Education
After Chicago Teachers 1 Day Strike, City Gov’t Fires Back
Chicago Public Schools (CPS) filed a charge against the Chicago Teachers Union (CTU) with a state labor board over a one-day strike that occurred last Friday. The CPS maintains that the walkout staged by the union was illegal because it did not follow state law, which sets the rules for teacher strikes.
On Friday, the Chicago Teachers Union picketed schools, held rallies at City Hall, the Cook County Jail, and Chicago State University. The union staged a strike because it accuses the district of engaging in unfair labor practices that will jeopardize pensions and pay raises guaranteed in the last contract, which expired last June. Despite the surefire controversy of the walkout, the president of the American Federation of Teachers, Randi Weingarten, joined in on the some of the events, reports Casey Quinlan of Think Progress.
However, according to Juan Perez Jr. of the Los Angeles Times, Illinois state law requires that a final phase of contract negotiations called “fact-finding” must be completed before Chicago teachers can legally declare a strike.

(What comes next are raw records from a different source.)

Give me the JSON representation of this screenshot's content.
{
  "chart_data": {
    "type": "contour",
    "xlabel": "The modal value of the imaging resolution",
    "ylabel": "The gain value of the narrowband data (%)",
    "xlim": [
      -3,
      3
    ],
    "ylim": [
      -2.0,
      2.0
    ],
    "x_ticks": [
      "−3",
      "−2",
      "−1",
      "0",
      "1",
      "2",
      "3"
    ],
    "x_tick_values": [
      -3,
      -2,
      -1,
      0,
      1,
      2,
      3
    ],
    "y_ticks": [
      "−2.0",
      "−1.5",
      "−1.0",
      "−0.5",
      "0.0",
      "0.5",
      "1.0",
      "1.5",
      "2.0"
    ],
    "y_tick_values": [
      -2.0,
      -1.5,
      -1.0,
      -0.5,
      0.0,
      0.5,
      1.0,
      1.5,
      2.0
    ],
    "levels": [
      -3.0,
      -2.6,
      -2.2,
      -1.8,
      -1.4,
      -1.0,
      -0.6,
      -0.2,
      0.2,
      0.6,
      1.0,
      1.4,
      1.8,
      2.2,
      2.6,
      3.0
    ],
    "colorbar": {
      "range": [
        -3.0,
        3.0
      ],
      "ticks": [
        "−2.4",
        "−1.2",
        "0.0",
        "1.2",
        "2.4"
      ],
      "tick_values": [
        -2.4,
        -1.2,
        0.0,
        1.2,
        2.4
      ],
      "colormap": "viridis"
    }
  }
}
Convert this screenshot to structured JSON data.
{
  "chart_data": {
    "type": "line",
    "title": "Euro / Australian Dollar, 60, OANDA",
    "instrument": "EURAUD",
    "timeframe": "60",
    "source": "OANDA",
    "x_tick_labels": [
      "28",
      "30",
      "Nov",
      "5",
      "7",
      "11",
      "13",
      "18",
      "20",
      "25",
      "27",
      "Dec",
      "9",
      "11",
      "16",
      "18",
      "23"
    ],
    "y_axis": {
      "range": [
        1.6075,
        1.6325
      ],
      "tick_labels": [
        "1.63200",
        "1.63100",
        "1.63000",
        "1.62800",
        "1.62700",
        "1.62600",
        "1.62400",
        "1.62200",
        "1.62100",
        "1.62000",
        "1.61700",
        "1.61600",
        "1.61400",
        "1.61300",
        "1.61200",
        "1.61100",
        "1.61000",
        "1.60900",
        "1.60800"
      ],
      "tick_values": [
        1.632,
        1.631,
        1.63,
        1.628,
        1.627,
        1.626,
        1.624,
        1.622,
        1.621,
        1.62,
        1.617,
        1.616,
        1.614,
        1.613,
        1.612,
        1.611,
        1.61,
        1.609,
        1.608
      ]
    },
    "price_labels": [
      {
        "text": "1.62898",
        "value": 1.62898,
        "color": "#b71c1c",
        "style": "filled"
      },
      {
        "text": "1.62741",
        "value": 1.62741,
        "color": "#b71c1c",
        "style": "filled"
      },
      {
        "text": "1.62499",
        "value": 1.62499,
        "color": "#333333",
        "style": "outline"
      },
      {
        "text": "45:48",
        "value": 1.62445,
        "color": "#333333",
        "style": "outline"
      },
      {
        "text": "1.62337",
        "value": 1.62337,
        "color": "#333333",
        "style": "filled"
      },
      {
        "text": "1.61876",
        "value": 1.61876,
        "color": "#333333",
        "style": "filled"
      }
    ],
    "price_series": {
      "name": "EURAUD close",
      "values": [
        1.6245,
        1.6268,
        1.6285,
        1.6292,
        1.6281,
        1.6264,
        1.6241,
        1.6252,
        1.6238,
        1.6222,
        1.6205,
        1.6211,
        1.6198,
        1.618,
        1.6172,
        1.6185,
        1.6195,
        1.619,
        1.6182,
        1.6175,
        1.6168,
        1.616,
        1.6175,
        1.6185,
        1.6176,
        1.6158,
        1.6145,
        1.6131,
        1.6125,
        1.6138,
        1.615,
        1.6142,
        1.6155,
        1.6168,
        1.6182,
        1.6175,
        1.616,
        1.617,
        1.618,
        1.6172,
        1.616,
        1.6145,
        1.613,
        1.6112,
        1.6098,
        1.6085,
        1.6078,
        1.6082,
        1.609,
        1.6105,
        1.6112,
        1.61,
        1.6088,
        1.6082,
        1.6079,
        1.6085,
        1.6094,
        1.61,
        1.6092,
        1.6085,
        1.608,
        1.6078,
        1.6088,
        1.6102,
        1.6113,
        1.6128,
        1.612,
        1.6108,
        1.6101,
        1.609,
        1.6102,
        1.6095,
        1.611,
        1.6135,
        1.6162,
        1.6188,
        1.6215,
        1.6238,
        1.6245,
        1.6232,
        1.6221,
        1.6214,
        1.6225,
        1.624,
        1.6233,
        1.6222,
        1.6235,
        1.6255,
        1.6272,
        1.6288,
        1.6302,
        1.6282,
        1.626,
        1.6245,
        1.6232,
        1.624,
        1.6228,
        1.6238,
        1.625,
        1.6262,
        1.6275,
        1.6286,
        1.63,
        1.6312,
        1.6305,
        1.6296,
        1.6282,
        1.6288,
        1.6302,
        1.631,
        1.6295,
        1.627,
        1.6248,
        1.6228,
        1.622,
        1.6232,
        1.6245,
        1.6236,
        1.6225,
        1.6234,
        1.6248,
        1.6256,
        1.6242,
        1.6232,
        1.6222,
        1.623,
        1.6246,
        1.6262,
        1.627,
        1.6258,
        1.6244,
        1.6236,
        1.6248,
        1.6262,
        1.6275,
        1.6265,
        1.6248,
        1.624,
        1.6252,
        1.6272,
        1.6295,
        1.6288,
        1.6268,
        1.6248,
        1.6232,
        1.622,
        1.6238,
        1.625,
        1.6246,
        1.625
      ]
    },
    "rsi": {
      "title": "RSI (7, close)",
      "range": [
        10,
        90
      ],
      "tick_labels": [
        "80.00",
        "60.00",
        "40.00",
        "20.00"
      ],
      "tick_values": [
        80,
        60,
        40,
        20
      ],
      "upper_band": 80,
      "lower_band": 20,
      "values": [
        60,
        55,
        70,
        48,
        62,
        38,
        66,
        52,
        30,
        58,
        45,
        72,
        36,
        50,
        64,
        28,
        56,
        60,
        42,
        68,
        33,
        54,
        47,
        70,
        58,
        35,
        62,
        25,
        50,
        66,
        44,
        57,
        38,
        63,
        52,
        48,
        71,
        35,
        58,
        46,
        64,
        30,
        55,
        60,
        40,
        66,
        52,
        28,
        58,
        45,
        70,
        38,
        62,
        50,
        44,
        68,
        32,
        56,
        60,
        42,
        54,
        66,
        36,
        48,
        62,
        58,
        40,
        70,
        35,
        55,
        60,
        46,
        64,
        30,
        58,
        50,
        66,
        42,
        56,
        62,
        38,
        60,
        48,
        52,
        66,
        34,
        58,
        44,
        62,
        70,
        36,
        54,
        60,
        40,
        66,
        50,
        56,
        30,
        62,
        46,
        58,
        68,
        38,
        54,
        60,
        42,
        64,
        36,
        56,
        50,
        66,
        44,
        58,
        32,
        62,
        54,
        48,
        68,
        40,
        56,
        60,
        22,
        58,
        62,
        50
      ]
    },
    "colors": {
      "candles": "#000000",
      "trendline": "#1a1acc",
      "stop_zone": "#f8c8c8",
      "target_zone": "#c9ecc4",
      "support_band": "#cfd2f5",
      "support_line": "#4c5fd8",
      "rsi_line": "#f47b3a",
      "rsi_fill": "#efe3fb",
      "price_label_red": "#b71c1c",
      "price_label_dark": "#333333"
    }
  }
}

That process will not be completed until mid-May.
For its part, the union is arguing for the legitimacy of the strike on a legal technicality. “The union’s view is that it’s not striking over the contract, but instead striking over an unfair labor practice … it need not fulfill all those statutory requirements for a strike before engaging in an unfair labor practice strike,” the union’s attorney, Robert Block, said.
Nonetheless, the union’s actions have invited fierce criticism and blowback. CPS CEO Forrest Claypool said that the Chicago district is filing charges as a “permanent, preemptive injunction” against similar actions in the future. Claypool wants to make sure that “CTU leadership can’t, at their own whim, say ‘We’re going tossup down the schools’ without following the law.”
During the walkout, three teachers were arrested and one person was ticketed by local authorities. Inflammatory comments hoping to stoke tensions between police officers and teachers were made by an activist support the striking union. Police-support groups now calling on the union to denounce those remarks. Thus, another consequence of the strike has been the escalation of tensions between two embattled Chicago institutions, teachers unions and the police.
The Chicago Teachers Union is demanding that lawmakers reduce the influence of standardized testing, give teachers more autonomy on grading policies, help ensure smaller class sizes, and provide more for school nurses and librarians. The CTU claims it has already sacrificed enough assisting the city, pointing to the fact that teachers voluntarily had their wages reduced in 2011.
The union previously rejected an offer made in February by the Board of Education, stating that that agreement failed to “address the difficult conditions in the schools, the lack of services to our needed students or address the long-term fiscal crisis that threatens to gut public education in the city.” The recent strike will assure the protracted and tense nature of the ongoing negotiations. It is unclear what effect the charges filed by the CPS will have on negotiations.